Know where your food comes from

The Butcher Shop and Niku Steakhouse
Wagyu flight at Niku Steakhouse. Photo: Susan Dyer Reynolds

For years as a food writer I’ve stressed the importance of knowing where your food comes from, particularly meat. In today’s world, where many deadly viruses are traced to poor treatment of animals, I believe it’s still the most important thing to know when you buy meat or eat it in a restaurant. Nowhere is this knowledge clearer than at The Butcher Shop by Niku and at Niku Steakhouse next door.

Guy Crims, head butcher at The Butcher Shop, is a whirlwind of brilliance and passion when it comes to his craft and his product. He started working as a butcher at 14 and never looked back. Like a museum curator, Crims lines the sparkling glass case with stunningly white marbled Japanese A5 Wagyu beef, the finest in the world. The Butcher Shop, he proudly explains, is the exclusive retailer of A5 Wagyu from Ono Farms in Central Japan and the only certified Kobe retailer in San Francisco.

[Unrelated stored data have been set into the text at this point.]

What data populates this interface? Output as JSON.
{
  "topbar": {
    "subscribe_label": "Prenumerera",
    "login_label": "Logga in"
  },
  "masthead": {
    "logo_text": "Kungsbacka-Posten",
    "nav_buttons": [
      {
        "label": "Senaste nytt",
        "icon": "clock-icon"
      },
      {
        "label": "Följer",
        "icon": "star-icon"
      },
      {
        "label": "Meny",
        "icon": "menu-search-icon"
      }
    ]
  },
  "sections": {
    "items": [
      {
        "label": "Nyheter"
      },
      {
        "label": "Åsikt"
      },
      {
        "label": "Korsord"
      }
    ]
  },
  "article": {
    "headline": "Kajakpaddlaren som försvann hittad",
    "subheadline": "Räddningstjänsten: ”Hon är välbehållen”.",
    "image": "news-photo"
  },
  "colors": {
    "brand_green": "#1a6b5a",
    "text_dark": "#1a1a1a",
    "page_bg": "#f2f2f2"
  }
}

Most people know Japanese A5 Wagyu as Kobe beef; but while all Kobe beef is Wagyu, not all Wagyu is Kobe. Like French wine, Japan produces beef by region, or prefecture. Kobe was known as Tajima in ancient times (some still refer to it as Tajima beef) and the cattle are descendants of “kuoge Waygu,” or black-haired Japanese cattle.

SOMMELIER OF PROTEIN

For Crims, it’s important that customers not only be able to learn the lineage of the A5 Wagyu beef from multiple prefectures in Japan (each of the cattle can be traced from birth) but also to feel comfortable asking questions about cooking techniques and cuts (standard cuts are available daily, but aficionados can request custom thickness or quantity). Along with A5, dry-aged domestic USDA Prime beef and Reserve grade Imperial Wagyu beef from Nebraska, domestic Heritage Kurobuta pork from Iowa, and lamb sourced from a fourth-generation Basque farm, Superior Lamb Company, are also available for purchase.

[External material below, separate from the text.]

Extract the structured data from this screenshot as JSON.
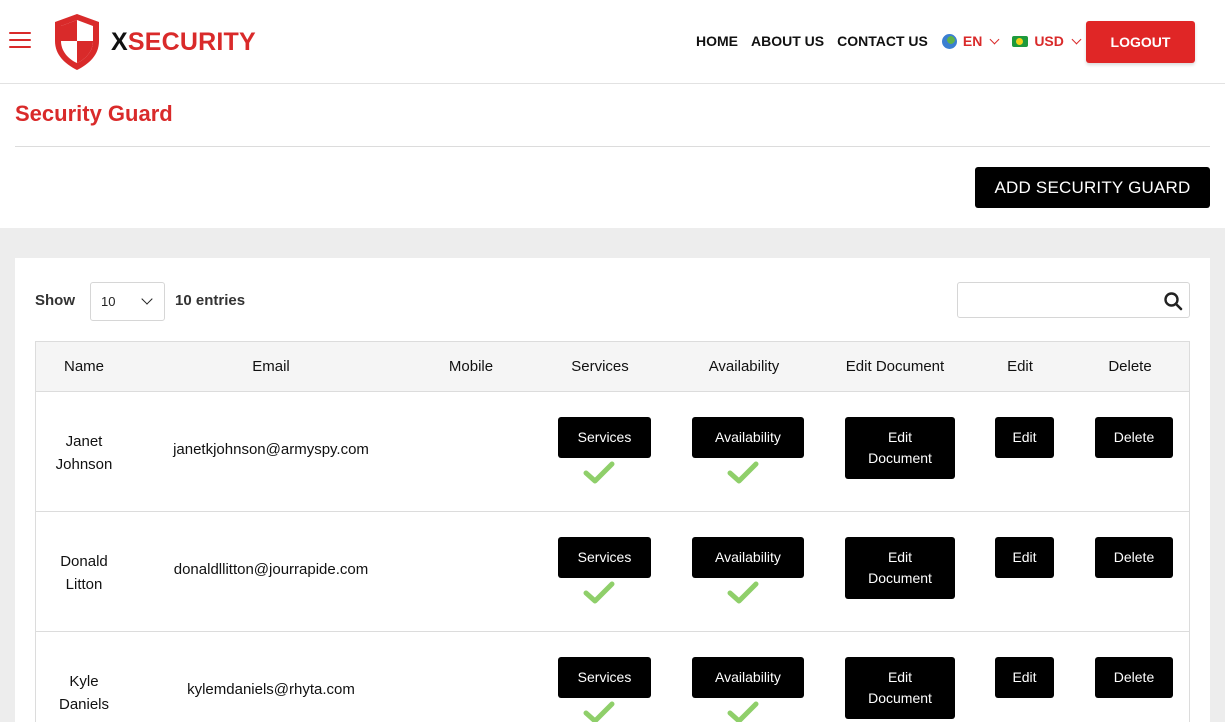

In the bookcase, you’ll find Crims’s personal copy of Upton Sinclair’s The Jungle, which he read in 1994 (“It had a profound effect on me”) alongside Clean Meat. His father was a biker and his mother a hippie, which Crims says helped form his sensibilities. He and his apprentices use every part of the animal and keep a Shinto shrine in front of the meat, just as they do at each processing facility in Japan. “It’s about love, respect, and care,” Crims says. Last year The Butcher Shop did seven of the 200 metric tons of Wagyu brought to the United States. They had the first and only bone-in Wagyu product in the Western Hemisphere. Crims is so serious about wagyu that he has a tattoo of the A5 symbol. He also sent his apprentices to learn butchery in Japan, and entrusts their creativity and vision when doing intimate “invite only” dinners at the shop.

TRY IT ALL AT NIKU STEAKHOUSE

If you’re not lucky enough to score one of those invites, check out dinner at Niku Steakhouse. You’ll find meat from The Butcher Shop cooked to perfection by young chefs, under the tutelage of executive chef Dustin Falcon, who are just as passionate about wagyu as the butchers next door.

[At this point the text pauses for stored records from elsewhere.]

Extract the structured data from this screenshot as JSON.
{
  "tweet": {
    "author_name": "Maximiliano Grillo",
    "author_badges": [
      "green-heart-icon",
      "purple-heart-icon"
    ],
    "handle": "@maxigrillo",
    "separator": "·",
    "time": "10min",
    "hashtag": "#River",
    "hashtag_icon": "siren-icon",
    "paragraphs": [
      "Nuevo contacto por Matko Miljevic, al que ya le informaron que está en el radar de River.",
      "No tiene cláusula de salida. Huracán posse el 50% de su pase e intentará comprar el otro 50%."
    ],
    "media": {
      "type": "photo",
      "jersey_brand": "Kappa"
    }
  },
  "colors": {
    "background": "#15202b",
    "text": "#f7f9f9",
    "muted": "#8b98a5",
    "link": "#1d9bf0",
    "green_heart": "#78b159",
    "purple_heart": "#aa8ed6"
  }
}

Sit at the counter in front of the grilling station and watch the care that goes into every dish. We started with briny Miyagi oysters nestled in Asian pear, horseradish “pearls” and crème fraîche; salmon tartare “tom kha” served with rice toasted and blackened with squid ink and dehydrated into thin crisps; and A5 and imperial wagyu meatballs beside a bowl with sesame seeds and an egg yolk floating in a tore soy dipping sauce.

The showstoppers are the imperial wagyu tomahawk (a Flintstone-sized bone that takes 45 minutes to cook) and the 38-ounce bone-in, dry-aged rib eye — slices of glistening ruby-hued beef encased in a caramelized crust that melts in your mouth. But for the true wagyu experience, order the A5 flight: six medium rare, two-ounce lollipops, the ideal amount for the richness of the unicorn meat, as the butchers call it (and you’ll know why when you try it). Beautifully charred broccoli with chili fish caramel and a confit of maitake mushroom with pickled ramps were ideal sides. For dessert, I was hesitant about the sunchoke crème brûlée, but it turned out to be the best version I’ve ever had — earthy and not-too-sweet.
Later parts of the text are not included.